第26話 廃屋マニア
蛙は愛されたかった。まだ足の生える前、尻尾のあった頃から愛というものを追い求めていた。人間達は親子の蛙の置物などを縁起物として好むようであるが蛙が実際にお玉杓子から蛙になり陸に上がる頃には親の姿など影も形もなく、蛙は自らを愛してくれる者を追い求めて彷徨い続けていた。蛙は生まれた池を飛び出し人間達の多く住む住宅街へと繰り出すことを決意したが、それは易しい道ではなかった。人間達は蛙を見ても避けるばかり、蛙を見つけた子供達はただ蛙を突きまわすばかりで蛙を優しく撫でたり抱きしめたりしてくれることはなかった。蛙は愛を求めて跳ね続けた。もう池への帰り方もわからなくなってしまった頃、真っ暗闇の中に右も左もわからないアスファルトの上で跳ねていた蛙は車に轢かれ、死んだ。
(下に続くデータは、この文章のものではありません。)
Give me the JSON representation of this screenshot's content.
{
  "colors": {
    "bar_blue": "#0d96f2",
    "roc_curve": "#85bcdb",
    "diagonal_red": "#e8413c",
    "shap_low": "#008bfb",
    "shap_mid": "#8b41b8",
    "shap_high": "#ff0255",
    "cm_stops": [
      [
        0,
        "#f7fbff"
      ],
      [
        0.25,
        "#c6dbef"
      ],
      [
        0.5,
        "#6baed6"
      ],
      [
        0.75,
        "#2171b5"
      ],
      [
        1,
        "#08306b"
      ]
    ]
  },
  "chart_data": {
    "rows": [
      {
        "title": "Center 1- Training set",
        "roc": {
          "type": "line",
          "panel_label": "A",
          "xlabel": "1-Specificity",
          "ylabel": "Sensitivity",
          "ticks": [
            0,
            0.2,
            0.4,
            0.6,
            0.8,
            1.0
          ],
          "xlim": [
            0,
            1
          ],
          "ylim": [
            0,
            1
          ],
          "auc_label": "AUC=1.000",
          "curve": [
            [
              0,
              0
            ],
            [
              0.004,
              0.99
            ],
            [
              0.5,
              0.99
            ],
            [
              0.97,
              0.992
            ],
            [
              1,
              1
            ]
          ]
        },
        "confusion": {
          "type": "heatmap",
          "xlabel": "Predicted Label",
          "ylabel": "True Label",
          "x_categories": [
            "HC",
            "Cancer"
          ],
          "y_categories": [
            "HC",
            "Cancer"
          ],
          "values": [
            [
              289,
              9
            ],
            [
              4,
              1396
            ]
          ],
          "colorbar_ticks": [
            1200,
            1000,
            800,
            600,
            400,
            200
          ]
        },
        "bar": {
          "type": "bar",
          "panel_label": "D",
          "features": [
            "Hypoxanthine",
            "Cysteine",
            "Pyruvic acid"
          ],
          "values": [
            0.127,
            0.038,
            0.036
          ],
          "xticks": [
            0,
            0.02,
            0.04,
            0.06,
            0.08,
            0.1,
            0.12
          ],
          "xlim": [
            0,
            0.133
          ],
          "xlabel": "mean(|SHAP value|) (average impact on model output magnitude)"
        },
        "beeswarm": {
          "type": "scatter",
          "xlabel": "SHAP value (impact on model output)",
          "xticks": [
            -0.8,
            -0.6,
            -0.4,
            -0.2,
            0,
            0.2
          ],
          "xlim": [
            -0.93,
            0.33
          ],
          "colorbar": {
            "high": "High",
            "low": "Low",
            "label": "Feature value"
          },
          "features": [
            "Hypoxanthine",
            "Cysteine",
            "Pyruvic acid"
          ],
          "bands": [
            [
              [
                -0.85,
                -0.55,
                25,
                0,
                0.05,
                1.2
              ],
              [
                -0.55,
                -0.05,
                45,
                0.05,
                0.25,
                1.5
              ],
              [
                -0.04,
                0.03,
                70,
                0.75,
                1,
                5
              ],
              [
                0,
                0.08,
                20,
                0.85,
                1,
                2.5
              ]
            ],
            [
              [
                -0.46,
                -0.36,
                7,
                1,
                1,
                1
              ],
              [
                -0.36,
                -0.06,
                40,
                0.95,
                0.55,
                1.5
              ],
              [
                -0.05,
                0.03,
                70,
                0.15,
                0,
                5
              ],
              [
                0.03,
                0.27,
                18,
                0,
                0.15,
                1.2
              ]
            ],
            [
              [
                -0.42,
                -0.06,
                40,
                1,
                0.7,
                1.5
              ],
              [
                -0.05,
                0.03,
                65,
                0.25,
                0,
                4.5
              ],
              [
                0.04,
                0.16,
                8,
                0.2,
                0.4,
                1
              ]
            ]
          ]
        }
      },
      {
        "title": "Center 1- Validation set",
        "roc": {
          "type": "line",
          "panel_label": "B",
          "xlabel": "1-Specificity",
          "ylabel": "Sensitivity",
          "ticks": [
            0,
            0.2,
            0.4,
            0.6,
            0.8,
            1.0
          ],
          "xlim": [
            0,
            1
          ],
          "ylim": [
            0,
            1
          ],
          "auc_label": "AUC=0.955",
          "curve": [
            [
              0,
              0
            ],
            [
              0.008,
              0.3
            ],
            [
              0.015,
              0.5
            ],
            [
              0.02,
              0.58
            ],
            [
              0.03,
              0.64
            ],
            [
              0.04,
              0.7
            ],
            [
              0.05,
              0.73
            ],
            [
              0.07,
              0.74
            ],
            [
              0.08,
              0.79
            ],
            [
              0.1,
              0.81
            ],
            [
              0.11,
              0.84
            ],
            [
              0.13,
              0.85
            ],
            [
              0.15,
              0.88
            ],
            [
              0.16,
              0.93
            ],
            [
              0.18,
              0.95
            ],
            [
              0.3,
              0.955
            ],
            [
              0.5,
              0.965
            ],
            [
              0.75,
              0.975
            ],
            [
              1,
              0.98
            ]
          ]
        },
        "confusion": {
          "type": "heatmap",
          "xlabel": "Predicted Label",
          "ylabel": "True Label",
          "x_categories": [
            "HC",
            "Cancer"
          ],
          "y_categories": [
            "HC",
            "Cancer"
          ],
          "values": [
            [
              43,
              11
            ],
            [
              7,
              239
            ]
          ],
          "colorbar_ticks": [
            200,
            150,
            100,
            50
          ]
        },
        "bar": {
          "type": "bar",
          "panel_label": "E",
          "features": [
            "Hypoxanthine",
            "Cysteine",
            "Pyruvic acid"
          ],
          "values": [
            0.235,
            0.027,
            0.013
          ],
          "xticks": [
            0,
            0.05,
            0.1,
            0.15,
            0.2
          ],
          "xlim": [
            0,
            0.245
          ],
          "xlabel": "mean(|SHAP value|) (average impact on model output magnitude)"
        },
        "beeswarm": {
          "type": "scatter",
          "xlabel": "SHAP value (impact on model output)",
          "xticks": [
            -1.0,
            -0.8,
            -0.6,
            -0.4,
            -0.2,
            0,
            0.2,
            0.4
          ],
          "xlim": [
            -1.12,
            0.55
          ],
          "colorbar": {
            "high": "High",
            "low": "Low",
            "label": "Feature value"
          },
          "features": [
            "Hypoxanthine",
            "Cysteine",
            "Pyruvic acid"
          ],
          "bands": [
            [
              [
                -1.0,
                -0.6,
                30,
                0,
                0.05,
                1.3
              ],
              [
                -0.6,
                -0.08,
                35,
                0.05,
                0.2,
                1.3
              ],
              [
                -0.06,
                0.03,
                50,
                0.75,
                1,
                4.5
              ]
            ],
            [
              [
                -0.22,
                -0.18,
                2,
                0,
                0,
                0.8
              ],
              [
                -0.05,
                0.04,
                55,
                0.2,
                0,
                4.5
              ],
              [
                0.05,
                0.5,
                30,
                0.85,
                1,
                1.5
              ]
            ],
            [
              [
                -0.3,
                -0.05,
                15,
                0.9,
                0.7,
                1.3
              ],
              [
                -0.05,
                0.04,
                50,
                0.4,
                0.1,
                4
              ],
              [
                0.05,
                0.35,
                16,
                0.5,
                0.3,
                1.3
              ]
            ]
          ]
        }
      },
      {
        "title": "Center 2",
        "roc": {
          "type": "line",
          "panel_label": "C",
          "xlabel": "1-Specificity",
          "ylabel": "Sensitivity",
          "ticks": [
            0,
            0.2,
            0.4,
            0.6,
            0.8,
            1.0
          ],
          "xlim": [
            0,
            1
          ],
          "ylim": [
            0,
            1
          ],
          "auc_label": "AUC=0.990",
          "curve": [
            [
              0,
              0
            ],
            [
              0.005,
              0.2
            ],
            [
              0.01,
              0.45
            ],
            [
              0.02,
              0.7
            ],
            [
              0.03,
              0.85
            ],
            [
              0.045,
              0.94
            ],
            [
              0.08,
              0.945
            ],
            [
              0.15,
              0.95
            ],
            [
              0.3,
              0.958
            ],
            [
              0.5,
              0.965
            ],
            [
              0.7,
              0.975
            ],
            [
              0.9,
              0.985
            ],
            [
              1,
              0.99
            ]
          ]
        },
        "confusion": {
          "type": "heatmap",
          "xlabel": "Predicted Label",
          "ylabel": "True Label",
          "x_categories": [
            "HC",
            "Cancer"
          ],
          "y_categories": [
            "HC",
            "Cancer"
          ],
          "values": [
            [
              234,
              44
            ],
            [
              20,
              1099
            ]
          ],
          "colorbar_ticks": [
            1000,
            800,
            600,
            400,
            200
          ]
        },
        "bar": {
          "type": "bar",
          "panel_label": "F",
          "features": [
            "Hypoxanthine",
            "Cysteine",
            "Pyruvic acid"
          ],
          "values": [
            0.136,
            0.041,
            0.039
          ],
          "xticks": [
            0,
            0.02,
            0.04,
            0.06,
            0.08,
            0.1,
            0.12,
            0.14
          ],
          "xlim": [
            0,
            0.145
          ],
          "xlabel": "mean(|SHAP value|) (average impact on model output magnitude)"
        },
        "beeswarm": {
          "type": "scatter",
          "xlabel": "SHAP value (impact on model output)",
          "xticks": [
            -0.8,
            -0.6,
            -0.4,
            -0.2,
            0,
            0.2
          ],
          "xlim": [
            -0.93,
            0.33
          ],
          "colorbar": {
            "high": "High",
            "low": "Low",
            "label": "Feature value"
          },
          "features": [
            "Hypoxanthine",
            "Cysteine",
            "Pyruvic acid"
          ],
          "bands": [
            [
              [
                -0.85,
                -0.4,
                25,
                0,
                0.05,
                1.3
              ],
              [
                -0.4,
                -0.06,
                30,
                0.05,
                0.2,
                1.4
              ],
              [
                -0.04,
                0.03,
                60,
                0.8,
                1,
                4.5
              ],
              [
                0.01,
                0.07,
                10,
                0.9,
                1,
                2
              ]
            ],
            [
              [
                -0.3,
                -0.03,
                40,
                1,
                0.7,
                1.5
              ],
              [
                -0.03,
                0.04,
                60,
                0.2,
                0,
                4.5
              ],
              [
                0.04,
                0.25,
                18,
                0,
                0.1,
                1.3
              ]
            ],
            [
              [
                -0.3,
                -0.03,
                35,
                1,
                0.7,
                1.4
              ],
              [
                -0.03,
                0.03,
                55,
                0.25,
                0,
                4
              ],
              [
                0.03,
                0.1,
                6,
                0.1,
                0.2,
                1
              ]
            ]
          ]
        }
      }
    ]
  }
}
趣味は廃屋を巡ることだ。何故廃屋にこれほどまでに心惹かれるのかと問われると難しくはあるが、かつては人がそこに住んでいたのだというノスタルジー、見知らぬ場所を歩き回る冒険感、ほんの少し怖いもの見たさと言った気持ちだろうか。法律的にはかなりアウトなことは承知の上で入れそうな廃墟があるとネットなどで情報を仕入れては休日の夜になるとは足を運ぶのが習慣となっている。
その日選んだ場所は、都内から車で1時間半程の住宅街にあるごく普通の一軒家だ。5年ほど前に居住者がいなくなってからどういうわけ管理するものが現れず荒れ放題になっているという。近くのコインパーキングに車を停め、敷地内に足を踏み入れてみる。荒れていると聞いていたが思ったより綺麗だ。ゴミなども落ちていない。ドアノブを回すとあっさり開いた。かつてのこの家の主が置いていったのだろうか、服や、靴、鞄など、そして訪問者達が残したであろうレジ袋やペットボトルなどの大量のゴミが床一面に広がっている。踏まないように気を付けながら部屋を一つ一つ回っていくがあまり住人の痕跡が感じられず私としては少々落胆気味である。あまり期待せずに2階に上がってすぐにそれは現れた。なんの脈絡もなく赤ん坊の人形が置かれていたのだ。正直にいうとかなり肝を冷やした。しかしライトを向けてよく観察してみると、昔からよくある知育人形とはなんだか少し違って見える。まつ毛は長く、目もどうしてか不気味さが感じられなかった。何故だかこの人形だけあまり埃もかぶっていないようにも感じられる。正直に言って美しいとすら思った。無意識のうちに私はその人形の頭を撫でていた。しばらくすると我に帰り、他の部屋も見て回ってそろそろ退散することにする。あの人形のことは気になったが、流石に廃屋から人形を持ち帰るような勇気は私にはない。敷地から一歩出たところで一匹の蛙の死体が転がっているのが目に入る。車に潰されてしまったようだった。普段なら気にせず通り過ぎるのだが、何故か足を止めてしまう。適当に葉っぱを拾って上に蛙の死骸を載せ、廃屋の庭まで運んで土に埋めてやった。人様の土地に勝手に蛙の死骸を埋めるなんて褒められた行為ではないだろうが死骸を道路に転がしておくのも良くないだろう。ひとまず満足して私は家に帰ることにした。